Su padre estaba enfermo. No sabia como iba a ser ese día, su último día. Solo sabía que tenía que aprovechar esos momentos.
Cada encuentro lo esperaba con ansias y cada partida desgarraba una angustia indescriptible. Una sensación de no saber si había otra vez. Así que por miedo a que eso ocurriera, organizaba rápidamente un nuevo encuentro. Pasaron las semanas, los meses.
Juan, empezó a tener una pequeña obsesión con esa idea. La angustia y la enfermedad lo fueron consumiendo a él tanto como a su padre. Síndrome del espejo, le decían los doctores. Se asumió en una enfermedad ajena y la transito como propia.
Así y todo, juntaba fuerzas y cumplía su ritual. Sabía que lo de él era pasajero, una simple recaída o una angustia por un futuro certero de otra persona.
Al salir de la casa de su viejo, pensaba como fueron las posibles últimas palabras y como fue esa despedida, como había sido esa mirada que los alejaba. Se cuestionaba y repasaba cada una de las palabras para saber si había un mensaje encriptado o una enseñanza de vida. También repasaba su conversación por si hubo unas palabras que jugaban al ring raje. Esas palabras que quedaron en la puerta sin salir.
Sus charlas eran sobre futbol, sobre el taladro y Boca. Algún partido de tenis o sobre las implicancias del tiempo o del campo o simplemente siguiendo la corriente de unas palabras sin sentido. Una charla de ascensor como dirían los psicólogos. Palabras básicas en una conversación que podía resultar de despedida, pero nunca lo era.
Juan, así lo sentía, así lo vivía.
Un día, en un mes de agosto, Juan recibe el llamado de su padre que lo invitaba a comer. Su voz era tenue, débil. Presentía algo, pero no le hizo caso, simplemente se dejo llevar por el momento.
La mesa estaba servida, como también sus invitados.

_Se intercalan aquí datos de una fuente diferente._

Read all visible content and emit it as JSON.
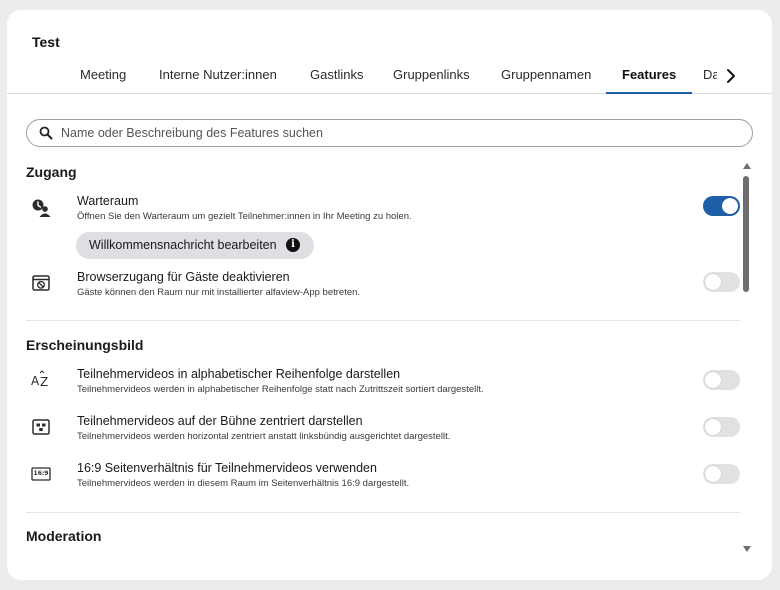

Raúl su amigo de varios años y sus hijos, entre ellos Juan. La cena resultó como nunca, agradable, distendida, graciosa. Duró 2 horas contando la sobremesa de una torta de ricota. Sus nietos jugaban y corrían por la casa sin entender demasiado lo que pasaba. Ellos tenían 5 y 3 años.
Y como siempre ocurre, llegó el momento de la despedida, de volver cada uno a su casa. Ahí recién Juan se dio cuenta. Una sensación mezcla de angustia, impotencia, bronca y tranquilidad le recorrió todo el cuerpo. Se fundió en un abrazo, le dio un beso y lo miró fijo. Gracias por todo, nos vemos, fueron las últimas palabras. Sus miradas se cruzaron sin querer irse hasta que Cata, la última de la familia, le tomo la mano y así se fueron.
Juan, encendió el auto y lloró. Sabía que fue su último momento juntos. La tranquilidad de poder despedirse, de sus últimas palabras, de una última mirada, lo acompaño por unos días. La mañana siguiente confirmaron su deceso.
Ahora queda el recuerdo de lo vivido.